Author: Prof. Andresen

Today we had our first journal club meeting of the lab. Abby and I had read the paper Stretching DNA by Marko and Siggia. The paper introduces the theory behind the worm like chain model of polymers and applies it to DNA, which happens to be a semi-flexible polymer. The main importance of the paper is a useful formula which gives an approximate interpolation for the WLC force versus extension. This is a go to formula for most force extension work when it comes to force spectroscopy experiments with DNA. The main importance of this article however, is the fact that this interpolation formula is only useful for low and high end force ranges. At ranges in the middle, this formula is no longer accurate.

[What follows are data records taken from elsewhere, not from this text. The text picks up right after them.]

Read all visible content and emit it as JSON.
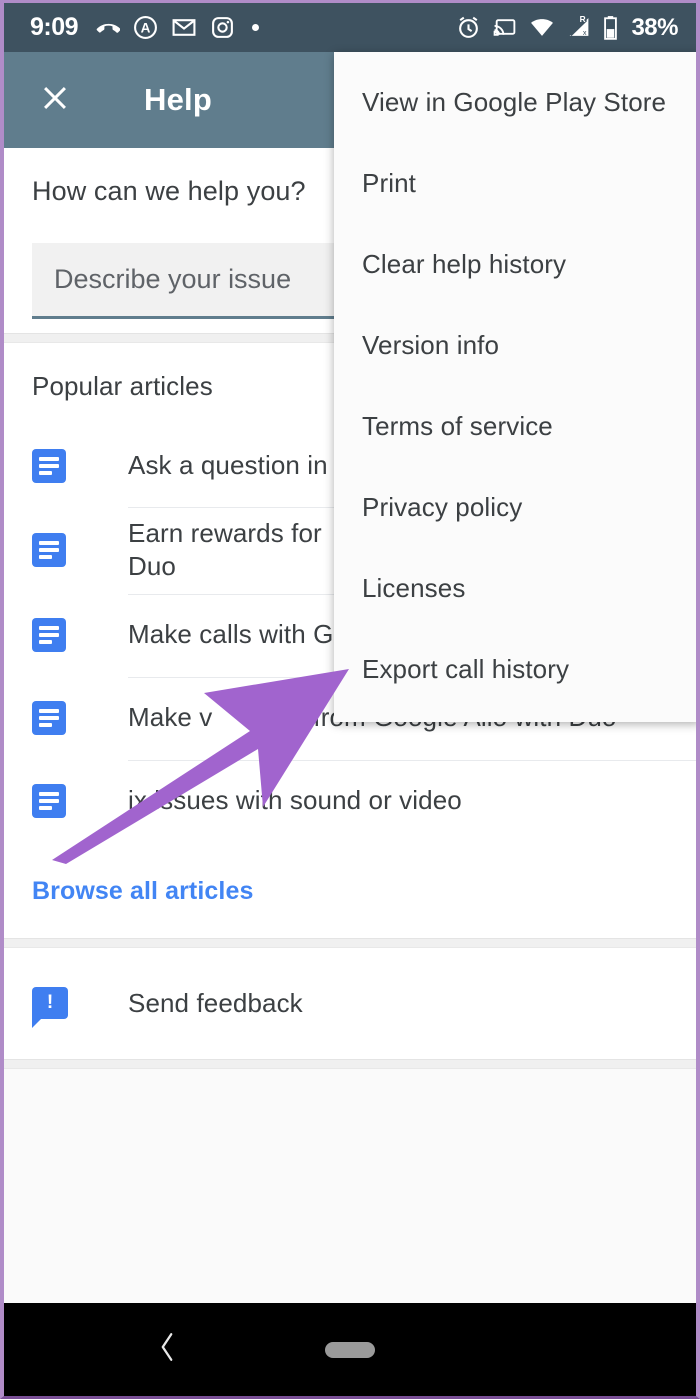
{
  "status_bar": {
    "time": "9:09",
    "battery_percent": "38%",
    "left_icons": [
      "missed-call-icon",
      "adblock-icon",
      "gmail-icon",
      "instagram-icon",
      "notification-dot-icon"
    ],
    "right_icons": [
      "alarm-icon",
      "cast-icon",
      "wifi-icon",
      "cellular-signal-roaming-icon",
      "battery-icon"
    ],
    "background_color": "#3e5260"
  },
  "app_bar": {
    "close_icon": "close-icon",
    "title": "Help",
    "background_color": "#607d8d"
  },
  "search": {
    "heading": "How can we help you?",
    "placeholder": "Describe your issue",
    "value": "",
    "underline_color": "#607d8d"
  },
  "articles": {
    "heading": "Popular articles",
    "items": [
      {
        "icon": "article-icon",
        "title": "Ask a question in"
      },
      {
        "icon": "article-icon",
        "title": "Earn rewards for\nDuo"
      },
      {
        "icon": "article-icon",
        "title": "Make calls with G"
      },
      {
        "icon": "article-icon",
        "title": "Make v           s from Google Allo with Duo"
      },
      {
        "icon": "article-icon",
        "title": "ix issues with sound or video"
      }
    ],
    "browse_all_label": "Browse all articles",
    "browse_all_color": "#4285f4"
  },
  "feedback": {
    "icon": "feedback-bubble-icon",
    "label": "Send feedback"
  },
  "overflow_menu": {
    "items": [
      "View in Google Play Store",
      "Print",
      "Clear help history",
      "Version info",
      "Terms of service",
      "Privacy policy",
      "Licenses",
      "Export call history"
    ]
  },
  "annotation": {
    "shape": "arrow",
    "color": "#a164ce",
    "points_to": "Export call history"
  },
  "nav_bar": {
    "back_icon": "back-chevron-icon",
    "home_icon": "home-pill-icon",
    "background_color": "#000000"
  }
}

In addition to reading, I looked at more of the code today, trying to get the images displayed from the camera to the screen saved to file. What I found is that there exists a fatal error in the existing version of the code due to an inappropriate file call. What will happen if the user attempts to save the images to file is that the application will crash, and the user will be forced to stop the program through the task manager. This is of course not very useful.

Finally, Professor Andresen continued to teach me the basics of machining, introducing me to the procedures in operating the mill. We used the mill to machine a piece that attaches our XY table to the posts we machined earlier. This is what the lab looks like as of now:

Today I read and talked about reading, that is all.

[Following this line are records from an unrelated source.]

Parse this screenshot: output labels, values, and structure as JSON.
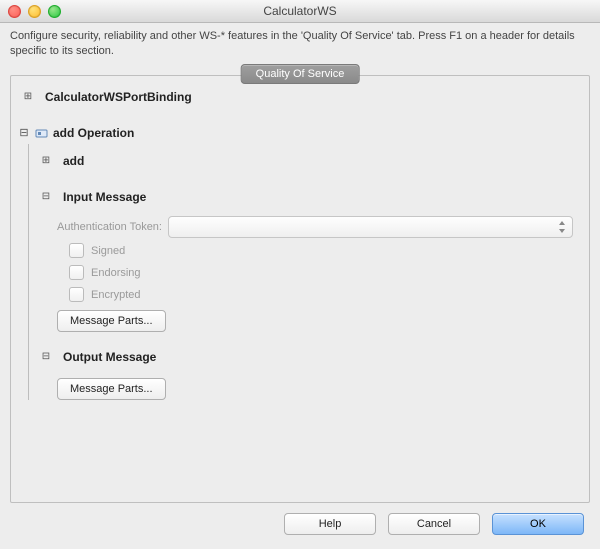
{
  "window": {
    "title": "CalculatorWS"
  },
  "info": "Configure security, reliability and other WS-* features in the 'Quality Of Service' tab. Press F1 on a header for details specific to its section.",
  "tab": {
    "label": "Quality Of Service"
  },
  "tree": {
    "binding": {
      "label": "CalculatorWSPortBinding"
    },
    "operation_group": {
      "label": "add Operation"
    },
    "operation": {
      "label": "add"
    },
    "input_msg": {
      "header": "Input Message",
      "auth_label": "Authentication Token:",
      "auth_value": "",
      "signed": "Signed",
      "endorsing": "Endorsing",
      "encrypted": "Encrypted",
      "message_parts": "Message Parts..."
    },
    "output_msg": {
      "header": "Output Message",
      "message_parts": "Message Parts..."
    }
  },
  "buttons": {
    "help": "Help",
    "cancel": "Cancel",
    "ok": "OK"
  }
}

Today I started by playing with the rotary motor. While it worked as expected following my port of the motor code to existing code that works for the other stepper motors, I had some difficulty figuring out what the exact unit was to make the motor do one full rotation. This actually took some time to calibrate. In the end, I had to find both how many steps the stepper motor took, and how many substeps the motor controller takes, multiply the two, and then for some reason multiply this number by three. This gives me how many sub steps are in one revolution for the motor. I then made this number be defaulted to 1, so that if the user entered in 1 for the unit the motor should turn, the motor will turn just 1 time. In order to ensure that the error in turning was minimized, I blew up the amount of turns the motor should take to 100. Thankfully, the motor stopped at the same spot it started at after 100 turns, indicating that the error is minimal.

By the afternoon, I had played with the code and camera interactions a little bit more. I noticed that there was a significant lag between what is displayed on the screen of the computer and movements that the camera actually sees. I believe, although I can’t test this yet since I don’t have the objective lens, that the portion of the code that generates the lookup table works as well.

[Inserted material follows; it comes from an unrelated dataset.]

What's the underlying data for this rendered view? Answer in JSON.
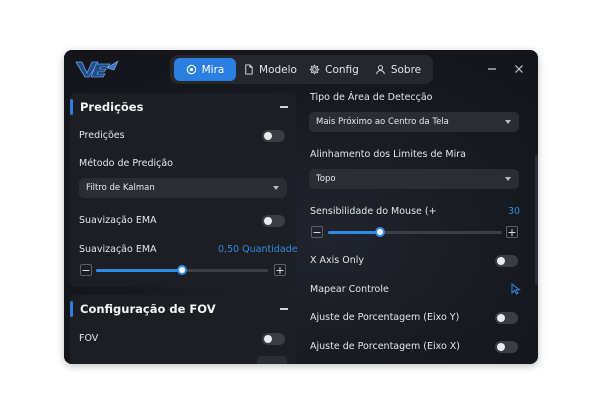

The next steps will be to finish focusing the lens for the camera and to clean it. I also need to figure out how to attach the rotary motor, and the stepper motors to the XY table. There will probably be a significant amount of machining to do in the near future, which isn’t ideal, but necessary.

Today, I fixed the error bars on my graphs because I forgot to add my standard errors in quadrature. I also talked to Prof. Andresen to decide what to run next week to shrink the error bars. This afternoon I have been reading about optical emission spectrometers and I read the information for our round table tonight about research ethics. 

Today, I finished my PowerPoint and fixed all of the first run data of the cobalt- varied samples. I also read several journal articles including one about the Wormlike Chain Model that was very confusing. This afternoon, I showed my PowerPoint to Prof. Andresen and he noticed that the amount of sodium in the samples was significantly different between the 20x and 100x dilution. To try and correct this, I redid my analysis using all three wavelengths the ICP measured, averaged them all for each sample and added this to the figure to result in the figure below.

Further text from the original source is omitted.